Все эти немудреные мысли, облеченные в плоть слова, проносились в голове Кёзем-султан. Поверхностный ручеек, под которым ледяной глыбой стояло другое.
“А зачем думать об этом? Мне, султанше, которой вот уже двадцать лет поклоняется вся империя Османа, все турки, хотят они этого или не хотят. Чего еще желать, коли большей высоты в земной жизни достичь невозможно? Высоты попраны. Мне хорошо! И ничто не должно меня тревожить. Ничто! Ни кровь, ни стоны, ни сама смерть, даже будь это кровь греков, стоны гречанок, смерть греческих детей. Сделать этот мир разумным невозможно, ибо даже турецкому султану это не по силам. А мне - хорошо. Мне, мне, мне - хорошо!”

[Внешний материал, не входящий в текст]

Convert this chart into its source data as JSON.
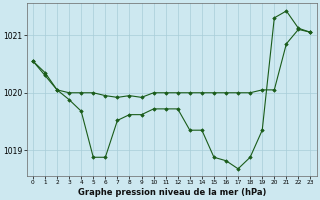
{
  "title": "Graphe pression niveau de la mer (hPa)",
  "background_color": "#cde8f0",
  "grid_color": "#a8cdd8",
  "line_color": "#1a5c1a",
  "marker_color": "#1a5c1a",
  "xlim": [
    -0.5,
    23.5
  ],
  "ylim": [
    1018.55,
    1021.55
  ],
  "yticks": [
    1019,
    1020,
    1021
  ],
  "xticks": [
    0,
    1,
    2,
    3,
    4,
    5,
    6,
    7,
    8,
    9,
    10,
    11,
    12,
    13,
    14,
    15,
    16,
    17,
    18,
    19,
    20,
    21,
    22,
    23
  ],
  "line1_y": [
    1020.55,
    1020.35,
    1020.05,
    1020.0,
    1020.0,
    1020.0,
    1019.95,
    1019.92,
    1019.95,
    1019.92,
    1020.0,
    1020.0,
    1020.0,
    1020.0,
    1020.0,
    1020.0,
    1020.0,
    1020.0,
    1020.0,
    1020.05,
    1020.05,
    1020.85,
    1021.1,
    1021.05
  ],
  "line2_y": [
    1020.55,
    1020.3,
    1020.05,
    1019.88,
    1019.68,
    1018.88,
    1018.88,
    1019.52,
    1019.62,
    1019.62,
    1019.72,
    1019.72,
    1019.72,
    1019.35,
    1019.35,
    1018.88,
    1018.82,
    1018.68,
    1018.88,
    1019.35,
    1021.3,
    1021.42,
    1021.12,
    1021.05
  ]
}
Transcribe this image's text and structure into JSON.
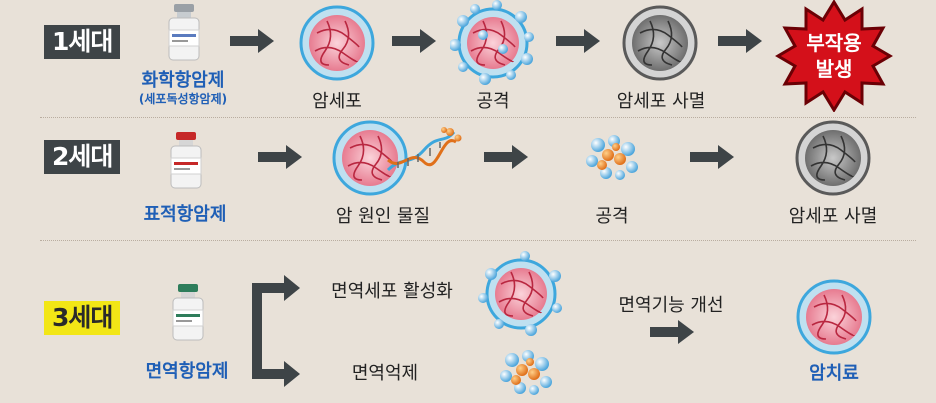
{
  "rows": [
    {
      "generation": "1세대",
      "drug": "화학항암제",
      "drug_sub": "(세포독성항암제)",
      "steps": [
        "암세포",
        "공격",
        "암세포 사멸"
      ],
      "outcome": [
        "부작용",
        "발생"
      ]
    },
    {
      "generation": "2세대",
      "drug": "표적항암제",
      "steps": [
        "암 원인 물질",
        "공격",
        "암세포 사멸"
      ]
    },
    {
      "generation": "3세대",
      "drug": "면역항암제",
      "branch_top": "면역세포 활성화",
      "branch_bottom": "면역억제",
      "improve": "면역기능 개선",
      "result": "암치료"
    }
  ],
  "colors": {
    "arrow": "#3e4447",
    "badge_dark": "#3e4447",
    "badge_yellow": "#f2e616",
    "drug_text": "#1f5fb6",
    "burst_red": "#d4101a",
    "cell_ring": "#3da7dd",
    "cell_core": "#f2a3b0"
  },
  "icons": [
    "vial-icon",
    "cancer-cell-icon",
    "attacked-cell-icon",
    "dead-cell-icon",
    "burst-icon",
    "dna-icon",
    "molecule-cluster-icon"
  ]
}
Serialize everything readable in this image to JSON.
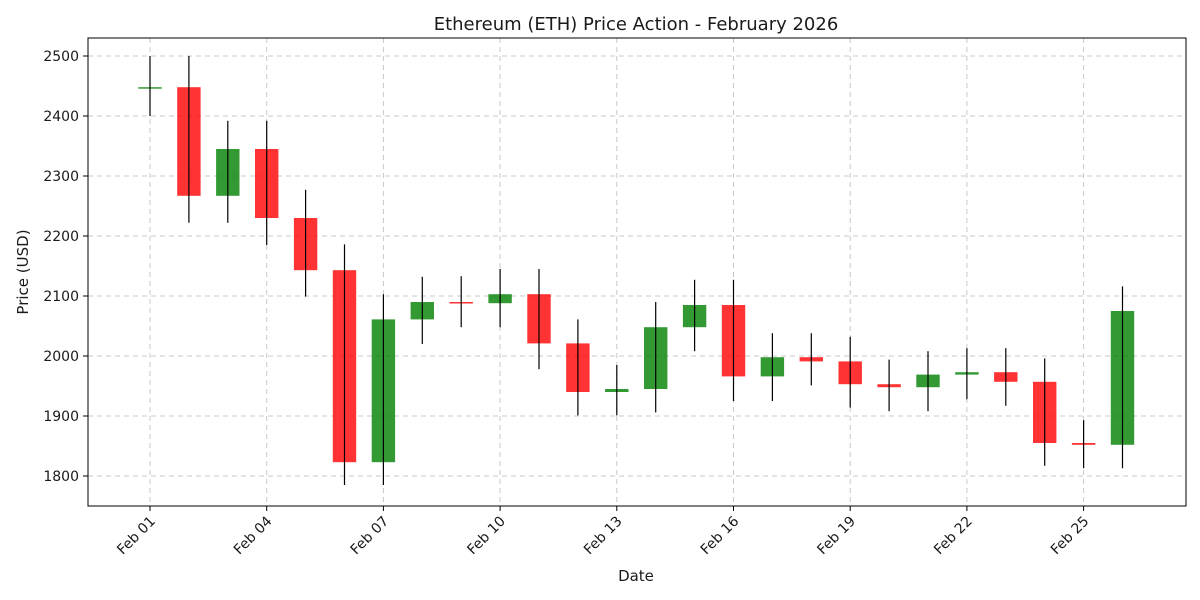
{
  "chart_data": {
    "type": "candlestick",
    "title": "Ethereum (ETH) Price Action - February 2026",
    "xlabel": "Date",
    "ylabel": "Price (USD)",
    "ylim": [
      1750,
      2530
    ],
    "yticks": [
      1800,
      1900,
      2000,
      2100,
      2200,
      2300,
      2400,
      2500
    ],
    "xticks": [
      {
        "index": 0,
        "label": "Feb 01"
      },
      {
        "index": 3,
        "label": "Feb 04"
      },
      {
        "index": 6,
        "label": "Feb 07"
      },
      {
        "index": 9,
        "label": "Feb 10"
      },
      {
        "index": 12,
        "label": "Feb 13"
      },
      {
        "index": 15,
        "label": "Feb 16"
      },
      {
        "index": 18,
        "label": "Feb 19"
      },
      {
        "index": 21,
        "label": "Feb 22"
      },
      {
        "index": 24,
        "label": "Feb 25"
      }
    ],
    "grid": true,
    "colors": {
      "up": "#008000",
      "down": "#ff0000"
    },
    "candles": [
      {
        "date": "Feb 01",
        "open": 2448,
        "high": 2500,
        "low": 2400,
        "close": 2448
      },
      {
        "date": "Feb 02",
        "open": 2448,
        "high": 2500,
        "low": 2222,
        "close": 2267
      },
      {
        "date": "Feb 03",
        "open": 2267,
        "high": 2392,
        "low": 2222,
        "close": 2345
      },
      {
        "date": "Feb 04",
        "open": 2345,
        "high": 2392,
        "low": 2185,
        "close": 2230
      },
      {
        "date": "Feb 05",
        "open": 2230,
        "high": 2277,
        "low": 2099,
        "close": 2143
      },
      {
        "date": "Feb 06",
        "open": 2143,
        "high": 2186,
        "low": 1785,
        "close": 1823
      },
      {
        "date": "Feb 07",
        "open": 1823,
        "high": 2103,
        "low": 1785,
        "close": 2061
      },
      {
        "date": "Feb 08",
        "open": 2061,
        "high": 2132,
        "low": 2020,
        "close": 2090
      },
      {
        "date": "Feb 09",
        "open": 2090,
        "high": 2133,
        "low": 2048,
        "close": 2088
      },
      {
        "date": "Feb 10",
        "open": 2088,
        "high": 2145,
        "low": 2048,
        "close": 2103
      },
      {
        "date": "Feb 11",
        "open": 2103,
        "high": 2145,
        "low": 1978,
        "close": 2021
      },
      {
        "date": "Feb 12",
        "open": 2021,
        "high": 2061,
        "low": 1901,
        "close": 1940
      },
      {
        "date": "Feb 13",
        "open": 1940,
        "high": 1985,
        "low": 1901,
        "close": 1945
      },
      {
        "date": "Feb 14",
        "open": 1945,
        "high": 2090,
        "low": 1906,
        "close": 2048
      },
      {
        "date": "Feb 15",
        "open": 2048,
        "high": 2127,
        "low": 2008,
        "close": 2085
      },
      {
        "date": "Feb 16",
        "open": 2085,
        "high": 2127,
        "low": 1925,
        "close": 1966
      },
      {
        "date": "Feb 17",
        "open": 1966,
        "high": 2038,
        "low": 1925,
        "close": 1998
      },
      {
        "date": "Feb 18",
        "open": 1998,
        "high": 2038,
        "low": 1951,
        "close": 1991
      },
      {
        "date": "Feb 19",
        "open": 1991,
        "high": 2032,
        "low": 1914,
        "close": 1953
      },
      {
        "date": "Feb 20",
        "open": 1953,
        "high": 1994,
        "low": 1908,
        "close": 1948
      },
      {
        "date": "Feb 21",
        "open": 1948,
        "high": 2008,
        "low": 1908,
        "close": 1969
      },
      {
        "date": "Feb 22",
        "open": 1969,
        "high": 2013,
        "low": 1928,
        "close": 1973
      },
      {
        "date": "Feb 23",
        "open": 1973,
        "high": 2013,
        "low": 1917,
        "close": 1957
      },
      {
        "date": "Feb 24",
        "open": 1957,
        "high": 1996,
        "low": 1817,
        "close": 1855
      },
      {
        "date": "Feb 25",
        "open": 1855,
        "high": 1893,
        "low": 1813,
        "close": 1852
      },
      {
        "date": "Feb 26",
        "open": 1852,
        "high": 2116,
        "low": 1813,
        "close": 2075
      }
    ]
  }
}
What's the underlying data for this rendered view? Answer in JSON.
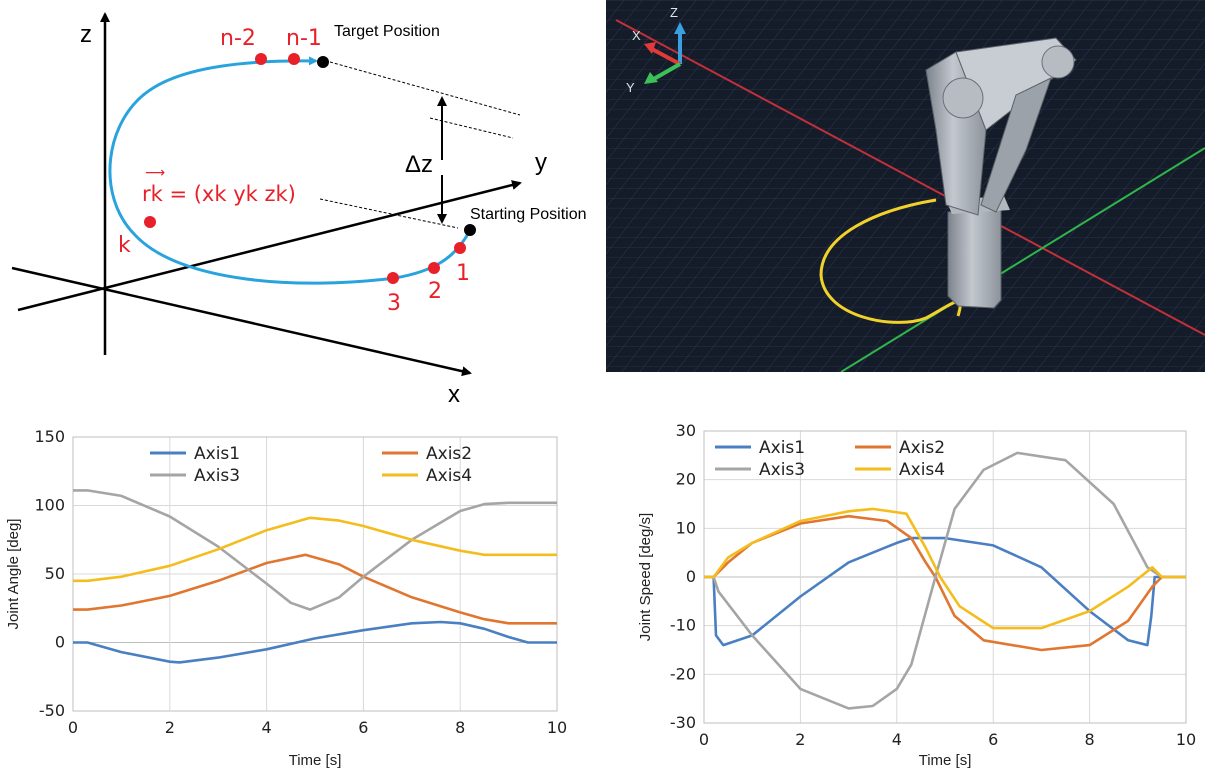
{
  "diagram": {
    "axis_z": "z",
    "axis_y": "y",
    "axis_x": "x",
    "target_label": "Target Position",
    "start_label": "Starting Position",
    "delta_label": "Δz",
    "vector_label": "rk = (xk yk zk)",
    "vector_arrow": "⟶",
    "points": [
      "n-2",
      "n-1",
      "k",
      "3",
      "2",
      "1"
    ],
    "colors": {
      "path": "#29a3dd",
      "point": "#e8202a",
      "end": "#000000"
    }
  },
  "render": {
    "axis_labels": [
      "Z",
      "X",
      "Y"
    ],
    "colors": {
      "background": "#141c2a",
      "grid": "#36405a",
      "x_axis": "#c2303a",
      "y_axis": "#2fb54a",
      "trajectory": "#f2d22a",
      "robot": "#aab0b8"
    }
  },
  "chart_data": [
    {
      "type": "line",
      "xlabel": "Time [s]",
      "ylabel": "Joint Angle [deg]",
      "xlim": [
        0,
        10
      ],
      "ylim": [
        -50,
        150
      ],
      "xticks": [
        0,
        2,
        4,
        6,
        8,
        10
      ],
      "yticks": [
        -50,
        0,
        50,
        100,
        150
      ],
      "legend": "top",
      "series": [
        {
          "name": "Axis1",
          "color": "#4a7fc1",
          "x": [
            0,
            0.3,
            1,
            2,
            2.2,
            3,
            4,
            5,
            6,
            7,
            7.6,
            8,
            8.5,
            9,
            9.4,
            10
          ],
          "y": [
            0,
            0,
            -7,
            -14,
            -14.5,
            -11,
            -5,
            3,
            9,
            14,
            15,
            14,
            10,
            4,
            0,
            0
          ]
        },
        {
          "name": "Axis2",
          "color": "#e0762f",
          "x": [
            0,
            0.3,
            1,
            2,
            3,
            4,
            4.8,
            5.5,
            6,
            7,
            8,
            8.5,
            9,
            9.3,
            10
          ],
          "y": [
            24,
            24,
            27,
            34,
            45,
            58,
            64,
            57,
            48,
            33,
            22,
            17,
            14,
            14,
            14
          ]
        },
        {
          "name": "Axis3",
          "color": "#a5a5a5",
          "x": [
            0,
            0.3,
            1,
            2,
            3,
            4,
            4.5,
            4.9,
            5.5,
            6,
            7,
            8,
            8.5,
            9,
            9.4,
            10
          ],
          "y": [
            111,
            111,
            107,
            92,
            70,
            43,
            29,
            24,
            33,
            48,
            75,
            96,
            101,
            102,
            102,
            102
          ]
        },
        {
          "name": "Axis4",
          "color": "#f4bd1d",
          "x": [
            0,
            0.3,
            1,
            2,
            3,
            4,
            4.9,
            5.5,
            6,
            7,
            8,
            8.5,
            9,
            9.4,
            10
          ],
          "y": [
            45,
            45,
            48,
            56,
            68,
            82,
            91,
            89,
            85,
            75,
            67,
            64,
            64,
            64,
            64
          ]
        }
      ]
    },
    {
      "type": "line",
      "xlabel": "Time [s]",
      "ylabel": "Joint Speed [deg/s]",
      "xlim": [
        0,
        10
      ],
      "ylim": [
        -30,
        30
      ],
      "xticks": [
        0,
        2,
        4,
        6,
        8,
        10
      ],
      "yticks": [
        -30,
        -20,
        -10,
        0,
        10,
        20,
        30
      ],
      "legend": "top",
      "series": [
        {
          "name": "Axis1",
          "color": "#4a7fc1",
          "x": [
            0,
            0.2,
            0.25,
            0.4,
            1,
            2,
            3,
            4,
            4.3,
            5,
            6,
            7,
            8,
            8.8,
            9.2,
            9.28,
            9.35,
            10
          ],
          "y": [
            0,
            0,
            -12,
            -14,
            -12,
            -4,
            3,
            7,
            8,
            8,
            6.5,
            2,
            -7,
            -13,
            -14,
            -8,
            0,
            0
          ]
        },
        {
          "name": "Axis2",
          "color": "#e0762f",
          "x": [
            0,
            0.2,
            0.5,
            1,
            2,
            3,
            3.8,
            4.3,
            4.6,
            4.8,
            5.2,
            5.8,
            7,
            8,
            8.8,
            9.3,
            9.5,
            10
          ],
          "y": [
            0,
            0,
            3,
            7,
            11,
            12.5,
            11.5,
            8,
            3,
            0,
            -8,
            -13,
            -15,
            -14,
            -9,
            -2,
            0,
            0
          ]
        },
        {
          "name": "Axis3",
          "color": "#a5a5a5",
          "x": [
            0,
            0.2,
            0.3,
            1,
            2,
            3,
            3.5,
            4,
            4.3,
            4.8,
            5.2,
            5.8,
            6.5,
            7.5,
            8.5,
            9.2,
            9.5,
            10
          ],
          "y": [
            0,
            0,
            -3,
            -12,
            -23,
            -27,
            -26.5,
            -23,
            -18,
            0,
            14,
            22,
            25.5,
            24,
            15,
            2,
            0,
            0
          ]
        },
        {
          "name": "Axis4",
          "color": "#f4bd1d",
          "x": [
            0,
            0.2,
            0.5,
            1,
            2,
            3,
            3.5,
            4.2,
            4.6,
            4.9,
            5.3,
            6,
            7,
            8,
            8.8,
            9.3,
            9.5,
            10
          ],
          "y": [
            0,
            0,
            4,
            7,
            11.5,
            13.5,
            14,
            13,
            6,
            0,
            -6,
            -10.5,
            -10.5,
            -7,
            -2,
            2,
            0,
            0
          ]
        }
      ]
    }
  ]
}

Но и под ледяным материком души Кёзем-султан из перерезанной жилки толчками выплескивалась струйка теплой крови.
“Я гречанка! Я гречанка! А вы только турки. Вы - турки, покорившие народы, припадаете к моим ногам. Но это ноги гречанки! Вы ждете, как пес ждет куска, моего одобрения. Но это одобрение я произношу про себя сначала по- гречески. Турецкими словами, но по-гречески!”
- Ах, друзья мои! - Юный меддах, распаленный своим же рассказом, возвел на себя столько напраслины и так себя разжалобил, что на его ресницах дрожат слезы. - Друзья мои! Счастью нашему пришел конец. Ал-карысы, пожив у меня год, попросила на один только вечер отпустить ее к своим. “Как же так? - в удивлении спросил я ее. - Ты любишь меня, человека, и пойдешь на шабаш, и будешь лакомиться легким какого-то несчастного”. - “Я люблю тебя, - ответила она, - и я вернусь к тебе, и буду верной твоей рабыней и счастливой женой, но у меня ведь тоже есть мать и отец, братья и сестры… У них ведь тоже есть сердце. И эти сердца в разлуке со мной тоскуют, а наша охота… Что же делать, если нас такими создал бог? Мы без этого не можем жить. И да будет тебе известно, если с того костра, на котором мы жарим легкое, взять углей, размельчить их, развести водой и дать несчастному жениху, или несчастной роженице, ибо только их мы и посещаем, то болезнь тотчас отойдет”.
Друзья мои! Я отпустил ее к своим, но сам пошел следом. В ту ночь они собрались в брошенном доме на берегу моря. Их было много, но только одна в образе повивалки пришла не с пустыми руками. Не знаю, как они насыщаются, наверное, запахом. Мне было так страшно слушать их веселый ласкающий смех, их тихое нежное пение, их воркующие разговоры, что я не посмел заглянуть во двор брошенного дома. Ушли они под утро. Я бросился к костру, набрал углей и помчался разыскивать несчастную. Ноги мои сами привели меня к дому, в котором слышались рыдания женщин и крик новорожденного. Я вбежал в этот дом, растолкал людей, крича им, что могу спасти молодую мать. Никто мне не поверил, но и мешать мне не стали. Господи, как же возликовал я, когда, приняв мое лекарство, женщина тотчас открыла глаза и почувствовала такую бодрость, что готова была подняться с постели. Чудо ошеломило обитателей дома, они не заметили моего исчезновения! А когда опомнились и стали искать и звать меня, я был уже далеко.